Diante do exposto, as organizações signatárias requerem que Vossa Excelência digne-se a dar cumprimento à referida resolução, determinando – à maior brevidade possível – a publicação na página de internet do Tribunal Superior Eleitoral dos extratos eletrônicos já remetidos à Corte pelas instituições financeiras que mantiverem conta bancária de partido político, bem como a publicação em tempo real daqueles que vierem a sê-lo.

Certas de seu inarredável compromisso com os imperativos democráticos de transparência e participação da sociedade civil organizada na esfera pública, as entidades signatárias decidem tornar pública a presente petição.

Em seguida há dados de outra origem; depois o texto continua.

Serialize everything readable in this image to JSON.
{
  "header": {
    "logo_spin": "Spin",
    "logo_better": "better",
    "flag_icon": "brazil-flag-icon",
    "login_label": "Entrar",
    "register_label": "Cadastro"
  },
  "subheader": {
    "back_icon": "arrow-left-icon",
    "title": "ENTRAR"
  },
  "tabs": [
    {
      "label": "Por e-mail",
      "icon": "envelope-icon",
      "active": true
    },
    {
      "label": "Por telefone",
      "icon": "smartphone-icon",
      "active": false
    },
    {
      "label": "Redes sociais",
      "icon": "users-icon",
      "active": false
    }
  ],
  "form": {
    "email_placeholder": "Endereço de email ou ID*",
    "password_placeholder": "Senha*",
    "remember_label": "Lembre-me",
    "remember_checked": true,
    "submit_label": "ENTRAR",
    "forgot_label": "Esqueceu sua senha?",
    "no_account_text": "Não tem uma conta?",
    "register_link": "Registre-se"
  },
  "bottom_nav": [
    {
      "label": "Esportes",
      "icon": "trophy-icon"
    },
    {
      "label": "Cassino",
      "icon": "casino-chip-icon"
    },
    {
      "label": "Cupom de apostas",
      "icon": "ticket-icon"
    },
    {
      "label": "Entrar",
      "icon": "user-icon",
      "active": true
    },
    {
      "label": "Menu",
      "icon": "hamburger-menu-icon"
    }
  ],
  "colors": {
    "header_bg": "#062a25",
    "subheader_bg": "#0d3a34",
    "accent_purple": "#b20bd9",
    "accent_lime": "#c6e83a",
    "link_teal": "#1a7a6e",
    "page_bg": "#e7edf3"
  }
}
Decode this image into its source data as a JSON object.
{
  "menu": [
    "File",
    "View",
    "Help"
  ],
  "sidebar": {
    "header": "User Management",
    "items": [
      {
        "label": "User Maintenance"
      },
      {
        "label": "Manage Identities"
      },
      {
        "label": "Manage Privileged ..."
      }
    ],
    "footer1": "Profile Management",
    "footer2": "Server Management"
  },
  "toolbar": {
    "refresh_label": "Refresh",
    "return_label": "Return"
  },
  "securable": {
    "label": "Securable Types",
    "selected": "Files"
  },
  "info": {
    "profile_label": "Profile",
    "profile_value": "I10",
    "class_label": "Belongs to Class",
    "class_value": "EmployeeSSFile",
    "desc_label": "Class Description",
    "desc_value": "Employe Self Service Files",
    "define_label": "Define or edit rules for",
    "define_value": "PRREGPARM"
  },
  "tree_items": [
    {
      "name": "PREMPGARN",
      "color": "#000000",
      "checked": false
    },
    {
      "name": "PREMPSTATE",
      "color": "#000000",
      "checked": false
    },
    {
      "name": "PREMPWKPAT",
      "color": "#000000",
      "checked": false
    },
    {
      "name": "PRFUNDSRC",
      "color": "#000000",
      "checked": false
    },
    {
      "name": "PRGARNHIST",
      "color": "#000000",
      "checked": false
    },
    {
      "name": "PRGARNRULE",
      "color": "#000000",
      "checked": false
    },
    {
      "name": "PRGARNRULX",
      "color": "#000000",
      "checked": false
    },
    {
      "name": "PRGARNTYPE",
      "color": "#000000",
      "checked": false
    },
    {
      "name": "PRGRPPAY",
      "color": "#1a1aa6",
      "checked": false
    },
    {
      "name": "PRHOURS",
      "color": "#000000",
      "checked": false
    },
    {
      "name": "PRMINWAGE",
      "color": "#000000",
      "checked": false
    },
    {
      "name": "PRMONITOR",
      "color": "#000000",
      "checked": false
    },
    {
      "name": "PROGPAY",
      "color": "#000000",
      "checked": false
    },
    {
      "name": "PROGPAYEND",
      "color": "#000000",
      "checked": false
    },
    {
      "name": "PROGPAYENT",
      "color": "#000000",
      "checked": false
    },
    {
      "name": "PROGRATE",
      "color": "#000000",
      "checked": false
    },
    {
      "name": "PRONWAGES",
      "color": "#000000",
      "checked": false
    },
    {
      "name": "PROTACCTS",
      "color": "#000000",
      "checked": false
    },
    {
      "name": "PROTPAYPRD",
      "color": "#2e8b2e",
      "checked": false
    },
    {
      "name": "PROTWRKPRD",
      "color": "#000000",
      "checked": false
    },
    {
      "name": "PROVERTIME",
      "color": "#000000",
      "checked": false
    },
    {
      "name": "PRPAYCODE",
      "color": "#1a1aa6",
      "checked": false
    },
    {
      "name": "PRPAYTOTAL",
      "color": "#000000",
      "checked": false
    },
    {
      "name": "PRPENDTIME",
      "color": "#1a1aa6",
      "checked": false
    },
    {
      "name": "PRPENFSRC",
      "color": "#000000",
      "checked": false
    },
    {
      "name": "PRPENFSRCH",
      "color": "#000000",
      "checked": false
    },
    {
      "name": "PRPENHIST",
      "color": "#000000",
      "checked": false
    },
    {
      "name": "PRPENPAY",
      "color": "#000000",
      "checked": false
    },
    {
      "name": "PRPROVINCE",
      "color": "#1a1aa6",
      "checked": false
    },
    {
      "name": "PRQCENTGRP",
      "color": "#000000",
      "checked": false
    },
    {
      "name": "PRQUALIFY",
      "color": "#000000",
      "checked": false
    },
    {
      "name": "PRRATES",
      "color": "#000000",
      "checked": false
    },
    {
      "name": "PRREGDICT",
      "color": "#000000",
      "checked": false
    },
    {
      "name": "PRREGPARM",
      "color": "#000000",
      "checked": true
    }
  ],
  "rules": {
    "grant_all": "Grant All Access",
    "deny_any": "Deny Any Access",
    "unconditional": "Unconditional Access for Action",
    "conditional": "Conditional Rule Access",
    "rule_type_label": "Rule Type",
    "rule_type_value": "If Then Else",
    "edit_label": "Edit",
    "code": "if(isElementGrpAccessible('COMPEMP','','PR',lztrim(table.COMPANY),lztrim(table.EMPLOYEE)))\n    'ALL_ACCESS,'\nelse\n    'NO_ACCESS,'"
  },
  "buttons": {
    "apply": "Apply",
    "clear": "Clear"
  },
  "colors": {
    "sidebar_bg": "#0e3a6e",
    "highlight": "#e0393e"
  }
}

Nesta oportunidade, renovam-se protestos de elevada estima e consideração.

Respeitosamente*,

Marcelo Issa
Diretor-executivo
Transparência Partidária

Manoel Galdino Pereira Neto
Diretor-executivo
Transparência Brasil

*Para comunicações referentes à presente petição, indicam-se os seguintes meios de contato:
[email protected] e/ou [email protected]

 

___________________

  1. A íntegra dos processos de prestação de contas é, em regra, bastante extensa e constituem também o lastro do conteúdo declaratório sistematizado na ferramenta eletrônica. Estão publicados no portal do tribunal os processos completos das prestações de contas a período de 2007 a 2018. A documentação relativa aos anos de 2007 a 2015 é apresentada em centenas de arquivos eletrônicos que contém as fotocópias dos processos físicos, numerados em sequência e sem indicação dos respectivos conteúdos. Os processos referentes às contas de 2016 a 2018 passaram a ser enviados ao tribunal através do chamado Processo Judicial Eletrônico (PJe) e, desde então, os arquivos que os compõem multiplicaram-se em quantidade e passaram a ser publicados com nomenclaturas as mais diversas, que em geral não trazem nenhuma indicação a respeito dos respectivos conteúdos. Muitos são identificados somente com a data de seu protocolo e diversos outros apenas com denominações genéricas como “Petição” ou “Documento de Comprovação”. Aparentemente, cada partido denomina seus arquivos livremente no momento em que os envia pelo PJe. Desse modo, a pesquisa sobre qualquer ponto das contas partidárias exige a consulta ao teor de cada um desses arquivos, o que se constitui em tarefa extremamente adversa, especialmente para fins de controle social.
  2. Cerca de um quinto das quase três centenas de rubricas de despesa disponibilizadas no Sistema de Prestação de Contas Anuais (SPCA) não são suficientemente específicas, tais como “SERVIÇOS TÉCNICO-PROFISSIONAIS – OUTROS SERVIÇOS TÉCNICOS E PROFISSIONAIS – ORDINÁRIAS”.
  3. Aliás, é tão evidente que os partidos políticos exercem atividade de interesse público que a própria legislação infraconstitucional determina que representantes ou órgãos partidários possam figurar no polo passivo da ação de Mandado de Segurança, conforme expressamente previsto na Lei nº 12.016/2009.